Il devient de plus en plus clair, pour l’observateur attentif, qu’une armée de robots a aidé à créer ce que Marx appelle une « armée industrielle de réserve » : une masse de chômeurs dont l’existence provoque une pression vers le bas sur les salaires des travailleurs et des travailleuses. Ceux remplacés par des machines ne sont pas recyclés et n’ont pas droit à une formation d’appoint pour rester à jour devant les changements toujours plus rapides des technologies sous le capitalisme : au lieu de cela, ils sont jetés sur le pavé et forcés de prendre part à une « économie des contrats » en croissance rapide – un enfer de vagues auto-entrepreneurs bidon, d’emplois précaires et de contrats « zéro heure ».
Le résultat est que malgré les progrès de la technologie et de l’automatisation, la croissance de la productivité en est à un point mort ; il est plus rentable, du point de vue du capitaliste exploiteur et parasitaire, de recruter au sein de ce « précariat » désespéré cherchant du travail que d’investir dans des machines qui permettraient de réduire la charge de travail. Dans une perspective capitaliste, il y a à la fois trop d’automatisation, étant donné le « chômage technologique », et pas assez, considérant la stagnation de la productivité.
Le système est cassé
C’est dans ce contexte de moteur économique cassé que nous voyons apparaître la demande d’une « allocation universelle », ou AU : un paiement universel offert à tous les membres de la société, indépendamment de leur richesse ou de leurs besoins.

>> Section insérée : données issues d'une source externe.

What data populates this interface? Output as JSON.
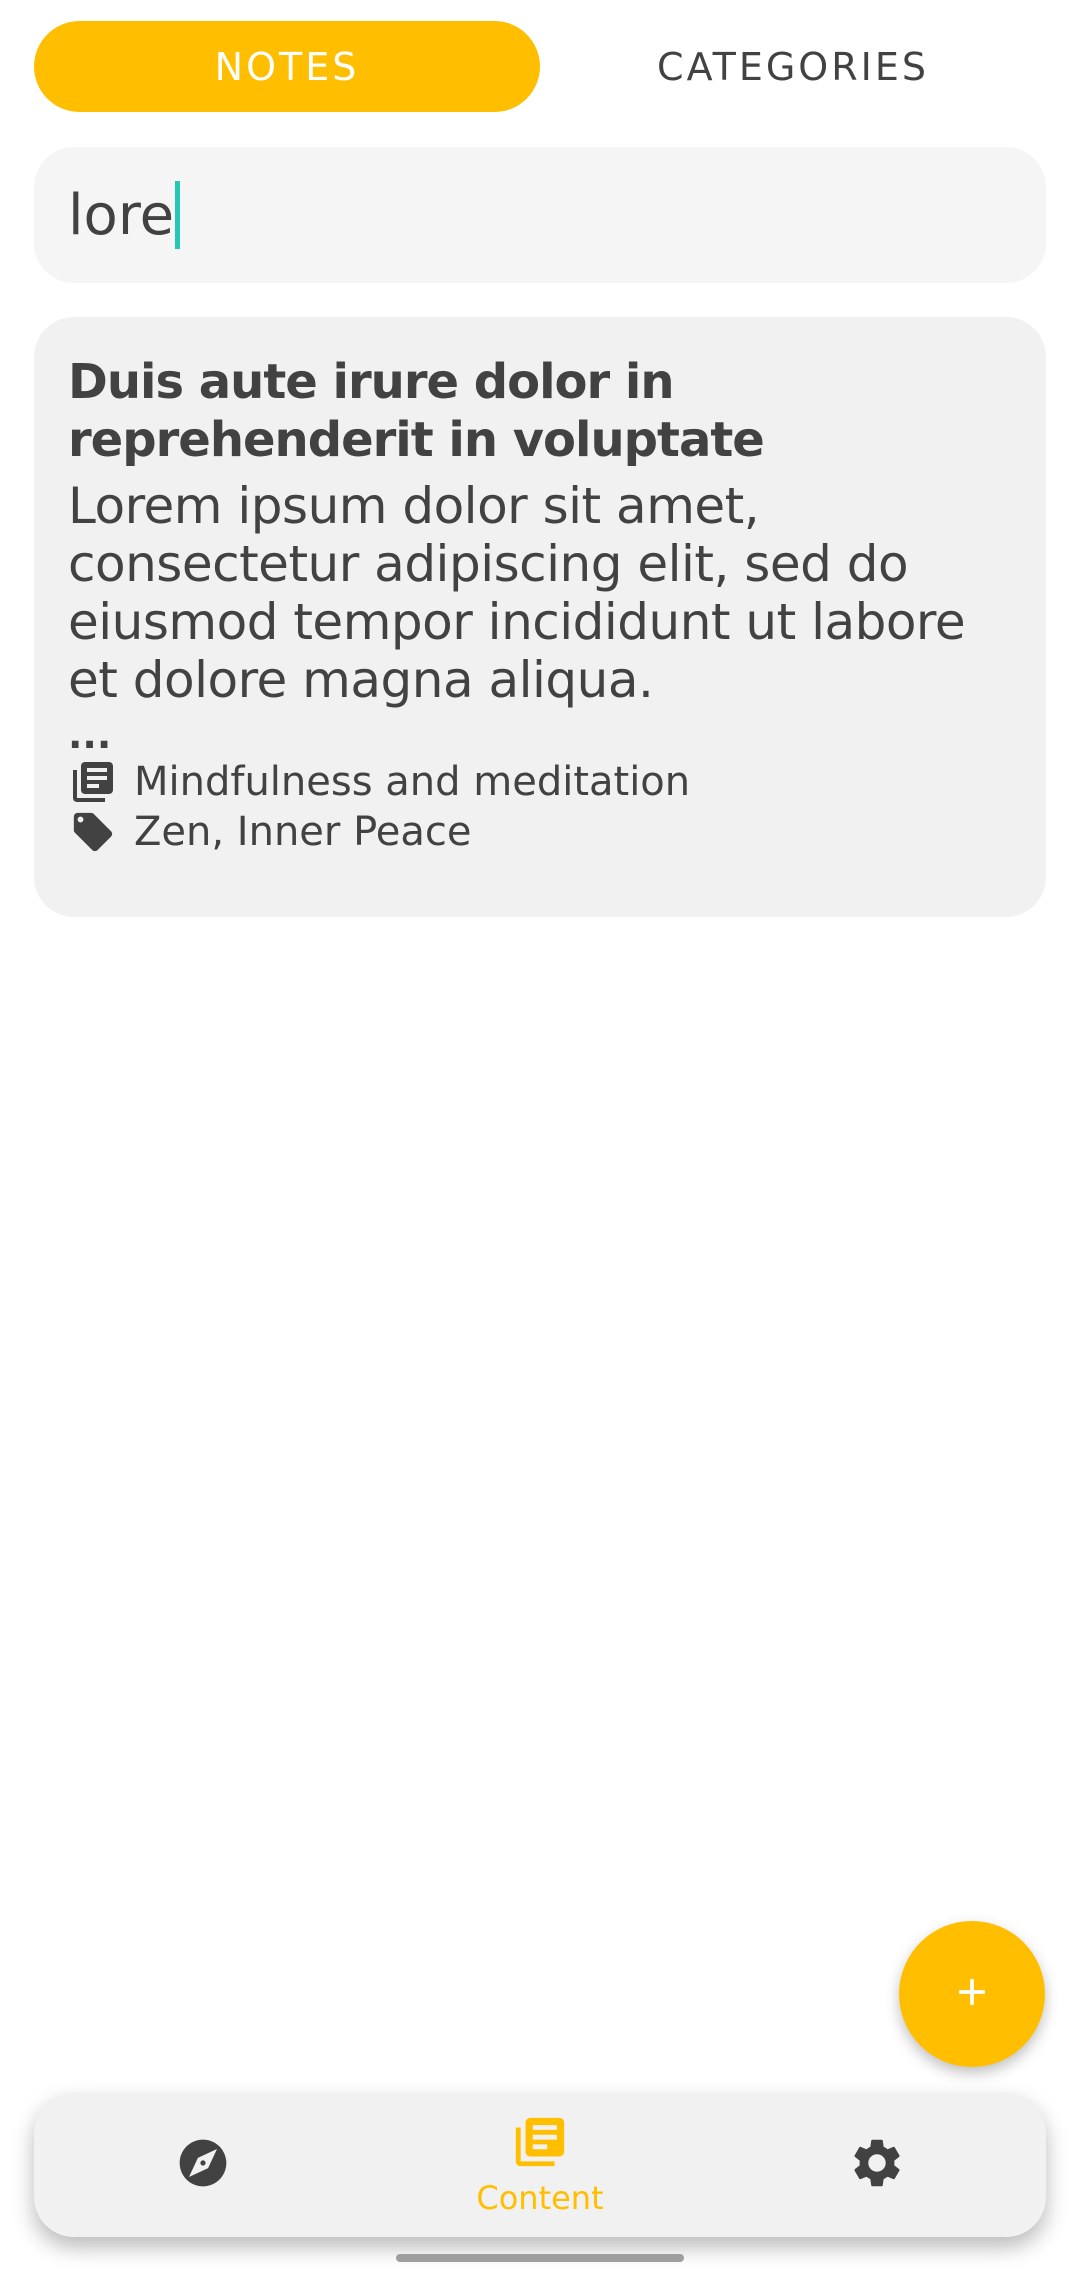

L’idée derrière l’AU, en théorie, est que cela permettrait de briser le lien entre travail et salaire, assurant – en premier lieu – aux travailleurs rendus obsolètes par l’apparition de nouvelles machines une sécurité qui leur éviterait d’avoir à se tourner vers des emplois précaires et mal payés, tout en leur permettant de faire la transition des industries dépassées vers de nouveaux secteurs plus productifs. En second lieu, cela permettrait aux capitalistes d’investir dans l’automatisation et les nouvelles technologies sans cette anxiété morale (et surtout sans la préoccupation pratique) de faire grossir les légions de chômeurs qui pèsent lourd sur la société. Et voilà! Les rouages du capitalisme sont en bon état et bien huilés : les investissements augmentent, la productivité aussi. Pendant ce temps, les travailleurs sont en mesure de passer sans heurts d’un emploi à l’autre pour le reste de leur vie.

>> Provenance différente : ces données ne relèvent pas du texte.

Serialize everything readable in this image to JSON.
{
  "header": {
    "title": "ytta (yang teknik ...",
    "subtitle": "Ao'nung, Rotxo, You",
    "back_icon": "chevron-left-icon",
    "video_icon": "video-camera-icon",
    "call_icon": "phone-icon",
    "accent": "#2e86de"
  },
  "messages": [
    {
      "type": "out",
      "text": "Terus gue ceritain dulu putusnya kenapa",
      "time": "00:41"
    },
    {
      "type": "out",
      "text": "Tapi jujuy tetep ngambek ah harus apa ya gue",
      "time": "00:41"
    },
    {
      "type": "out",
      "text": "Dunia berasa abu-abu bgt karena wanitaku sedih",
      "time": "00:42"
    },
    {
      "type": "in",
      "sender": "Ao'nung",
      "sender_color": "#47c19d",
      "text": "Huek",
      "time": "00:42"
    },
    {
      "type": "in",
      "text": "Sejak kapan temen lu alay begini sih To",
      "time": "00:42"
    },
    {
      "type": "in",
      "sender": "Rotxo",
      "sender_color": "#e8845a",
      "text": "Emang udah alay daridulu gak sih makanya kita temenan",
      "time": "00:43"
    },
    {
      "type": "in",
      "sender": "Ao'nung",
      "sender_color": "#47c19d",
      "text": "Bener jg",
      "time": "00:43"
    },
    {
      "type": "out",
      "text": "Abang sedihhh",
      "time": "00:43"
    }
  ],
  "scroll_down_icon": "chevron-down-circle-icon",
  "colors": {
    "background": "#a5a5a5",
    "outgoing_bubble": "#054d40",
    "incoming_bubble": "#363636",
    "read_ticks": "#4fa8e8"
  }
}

Malheureusement, tout n’est pas si simple. La réalité est que les investissements productifs n’ont jamais été aussi bas, pas par souci envers le sort des travailleurs mis à pied, mais à cause du niveau extrêmement élevé de surproduction – ou de « capacité excédentaire », l’euphémisme que les bourgeois aiment employer – qui est une véritable épée de Damoclès suspendue au-dessus de l’économie mondiale. Les capitalistes n’investissent pas pour créer des emplois, répondre à des besoins ou développer les forces productives, mais pour faire du profit. Si les marchandises ne peuvent pas être vendues parce que les familles ordinaires n’ont pas les moyens de les acheter, alors l’industrie se retrouve dans une impasse. Et si les patrons peuvent réaliser plus de profits en embauchant une dizaine de travailleurs exploités qu’en achetant une nouvelle machine, les travailleurs gardent leur poste et la productivité demeure léthargique.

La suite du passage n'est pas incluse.